Introduction

What is The New Yorker? I know it’s a great magazine and that it’s a tremendous source of pleasure in my life. But what exactly is it? This blog’s premise is that The New Yorker is a work of art, as worthy of comment and analysis as, say, Keats’s “Ode on a Grecian Urn.” Each week I review one or more aspects of the magazine’s latest issue. I suppose it’s possible to describe and analyze an entire issue, but I prefer to keep my reviews brief, and so I usually focus on just one or two pieces, to explore in each the signature style of its author. A piece by Nick Paumgarten is not like a piece by Jill Lepore, and neither is like a piece by Ian Frazier. One could not mistake Collins for Seabrook, or Bilger for Galchen, or Mogelson for Kolbert. Each has found a style, and it is that style that I respond to as I read, and want to understand and describe.

Thursday, December 19, 2024

Postscript: Victor Brombert 1923 - 2024

Victor Brombert (photo from dailyprincetonian.com)

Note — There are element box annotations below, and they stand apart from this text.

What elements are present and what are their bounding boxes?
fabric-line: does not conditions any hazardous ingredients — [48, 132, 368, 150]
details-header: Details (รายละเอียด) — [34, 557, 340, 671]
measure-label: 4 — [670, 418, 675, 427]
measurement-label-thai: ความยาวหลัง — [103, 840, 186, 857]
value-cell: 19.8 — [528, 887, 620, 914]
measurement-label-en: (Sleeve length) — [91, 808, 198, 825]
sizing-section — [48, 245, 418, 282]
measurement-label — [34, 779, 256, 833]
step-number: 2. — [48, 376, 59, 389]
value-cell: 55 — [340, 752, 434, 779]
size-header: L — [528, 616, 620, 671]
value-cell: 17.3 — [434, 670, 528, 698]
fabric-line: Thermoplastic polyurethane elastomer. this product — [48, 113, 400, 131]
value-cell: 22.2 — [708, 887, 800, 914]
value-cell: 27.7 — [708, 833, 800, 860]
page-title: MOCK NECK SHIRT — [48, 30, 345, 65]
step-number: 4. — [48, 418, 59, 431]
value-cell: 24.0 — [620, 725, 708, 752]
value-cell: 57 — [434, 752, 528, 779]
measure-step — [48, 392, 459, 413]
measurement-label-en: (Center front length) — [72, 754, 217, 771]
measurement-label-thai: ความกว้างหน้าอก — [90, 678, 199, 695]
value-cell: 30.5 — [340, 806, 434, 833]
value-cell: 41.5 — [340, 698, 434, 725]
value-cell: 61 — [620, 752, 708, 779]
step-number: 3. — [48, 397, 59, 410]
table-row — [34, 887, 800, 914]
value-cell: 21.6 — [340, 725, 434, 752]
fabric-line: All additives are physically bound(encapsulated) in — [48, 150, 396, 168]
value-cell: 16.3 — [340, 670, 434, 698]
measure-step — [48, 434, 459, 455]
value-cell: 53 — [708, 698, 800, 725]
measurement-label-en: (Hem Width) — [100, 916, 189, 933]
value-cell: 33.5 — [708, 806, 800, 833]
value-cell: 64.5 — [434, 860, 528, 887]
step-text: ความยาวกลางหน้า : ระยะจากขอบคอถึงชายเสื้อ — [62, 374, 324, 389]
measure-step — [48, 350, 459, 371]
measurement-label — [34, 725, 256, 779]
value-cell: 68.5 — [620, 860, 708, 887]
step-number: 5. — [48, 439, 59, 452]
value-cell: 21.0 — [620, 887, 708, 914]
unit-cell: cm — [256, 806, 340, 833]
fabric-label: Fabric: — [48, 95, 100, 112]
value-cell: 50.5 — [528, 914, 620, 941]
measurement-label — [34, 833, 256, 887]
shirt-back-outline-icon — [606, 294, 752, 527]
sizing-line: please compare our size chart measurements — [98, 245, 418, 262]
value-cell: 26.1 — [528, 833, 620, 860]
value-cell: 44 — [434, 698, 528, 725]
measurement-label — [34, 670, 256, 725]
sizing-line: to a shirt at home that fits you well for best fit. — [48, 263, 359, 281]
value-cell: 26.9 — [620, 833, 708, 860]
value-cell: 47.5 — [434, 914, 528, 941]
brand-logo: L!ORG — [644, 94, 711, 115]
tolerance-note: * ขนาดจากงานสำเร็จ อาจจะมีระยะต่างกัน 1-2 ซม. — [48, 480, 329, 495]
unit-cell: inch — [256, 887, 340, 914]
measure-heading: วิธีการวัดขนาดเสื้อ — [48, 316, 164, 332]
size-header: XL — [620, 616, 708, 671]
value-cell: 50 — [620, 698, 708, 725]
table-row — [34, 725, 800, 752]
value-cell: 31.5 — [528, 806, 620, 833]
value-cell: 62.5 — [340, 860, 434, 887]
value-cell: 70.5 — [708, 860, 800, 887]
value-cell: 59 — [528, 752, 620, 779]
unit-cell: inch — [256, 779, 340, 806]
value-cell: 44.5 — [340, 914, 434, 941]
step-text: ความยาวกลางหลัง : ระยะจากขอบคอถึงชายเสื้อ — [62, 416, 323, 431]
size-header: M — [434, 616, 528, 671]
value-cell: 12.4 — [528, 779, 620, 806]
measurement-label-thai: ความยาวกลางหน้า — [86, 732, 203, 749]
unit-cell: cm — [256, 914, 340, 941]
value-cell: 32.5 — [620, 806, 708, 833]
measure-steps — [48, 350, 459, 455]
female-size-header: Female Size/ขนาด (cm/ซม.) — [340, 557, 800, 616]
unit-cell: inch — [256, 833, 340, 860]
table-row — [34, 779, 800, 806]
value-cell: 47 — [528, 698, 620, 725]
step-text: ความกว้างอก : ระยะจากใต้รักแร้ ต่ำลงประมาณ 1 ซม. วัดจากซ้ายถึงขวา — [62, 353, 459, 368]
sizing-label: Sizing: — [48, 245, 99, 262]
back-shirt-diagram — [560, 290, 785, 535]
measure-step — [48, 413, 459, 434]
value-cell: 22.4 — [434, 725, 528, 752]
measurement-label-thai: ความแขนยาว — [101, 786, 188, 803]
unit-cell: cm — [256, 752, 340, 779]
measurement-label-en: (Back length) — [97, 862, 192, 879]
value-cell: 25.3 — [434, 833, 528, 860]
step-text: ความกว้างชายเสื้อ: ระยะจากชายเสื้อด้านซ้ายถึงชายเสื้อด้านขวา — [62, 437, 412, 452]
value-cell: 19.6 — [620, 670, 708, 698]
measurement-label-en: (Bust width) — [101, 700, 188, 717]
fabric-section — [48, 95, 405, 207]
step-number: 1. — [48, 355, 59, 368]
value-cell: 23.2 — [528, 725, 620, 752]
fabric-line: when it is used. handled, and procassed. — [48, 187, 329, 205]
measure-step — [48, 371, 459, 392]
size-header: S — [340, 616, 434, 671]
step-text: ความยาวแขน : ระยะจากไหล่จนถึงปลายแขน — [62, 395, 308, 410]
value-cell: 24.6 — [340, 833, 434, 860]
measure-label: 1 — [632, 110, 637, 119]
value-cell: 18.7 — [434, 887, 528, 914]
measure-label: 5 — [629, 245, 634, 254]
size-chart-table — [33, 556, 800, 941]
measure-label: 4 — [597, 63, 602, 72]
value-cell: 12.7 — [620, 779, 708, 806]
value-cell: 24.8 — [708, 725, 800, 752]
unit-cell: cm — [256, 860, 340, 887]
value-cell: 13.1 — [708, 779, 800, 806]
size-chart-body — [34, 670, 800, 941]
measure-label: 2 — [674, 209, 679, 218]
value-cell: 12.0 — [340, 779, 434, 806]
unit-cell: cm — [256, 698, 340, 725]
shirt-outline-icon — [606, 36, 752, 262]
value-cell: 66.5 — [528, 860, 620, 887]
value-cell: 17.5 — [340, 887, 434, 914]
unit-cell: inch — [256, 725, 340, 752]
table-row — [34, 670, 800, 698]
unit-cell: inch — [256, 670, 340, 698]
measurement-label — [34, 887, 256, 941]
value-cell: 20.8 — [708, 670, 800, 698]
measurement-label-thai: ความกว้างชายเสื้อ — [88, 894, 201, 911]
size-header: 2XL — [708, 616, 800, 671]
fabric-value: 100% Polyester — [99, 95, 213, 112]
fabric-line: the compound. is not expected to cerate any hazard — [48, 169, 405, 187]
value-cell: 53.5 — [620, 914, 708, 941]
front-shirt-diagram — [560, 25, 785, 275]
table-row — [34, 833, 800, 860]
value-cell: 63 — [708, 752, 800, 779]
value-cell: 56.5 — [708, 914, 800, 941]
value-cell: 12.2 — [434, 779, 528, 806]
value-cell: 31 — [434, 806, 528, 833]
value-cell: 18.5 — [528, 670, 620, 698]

I see in the Times that Victor Brombert died. He wrote a great little book called Musings on Mortality (2013), in which he traces the theme of death through the works of eight novelists – Tolstoy, Thomas Mann, Kafka, Woolf, Camus, Giorgio Bassani, J. M. Coetzee, and Primo Levi. Of Tolstoy’s The Death of Ivan Ilych, he wrote,

Tolstoy’s singular achievement is that he conveys Ivan Ilych’s terror in the face of death not in philosophical or abstract terms but as a subjective and visceral experience.

On Camus’s The Plague:

The horrors of the epidemic – the inguinal fevers, the inflamed buboes, the dreadful agonies, the piles of corpses, the smell of death – should press home a lesson in reality.

On Bassani’s The Garden of the Finzi-Continis:

Death viewed through the filter of time is the main theme of Bassani’s novel. The prologue unfolds under the triple sign of tombs, mourning, and memory.

Death is one of literature's great themes. Brombert tracked it brilliantly.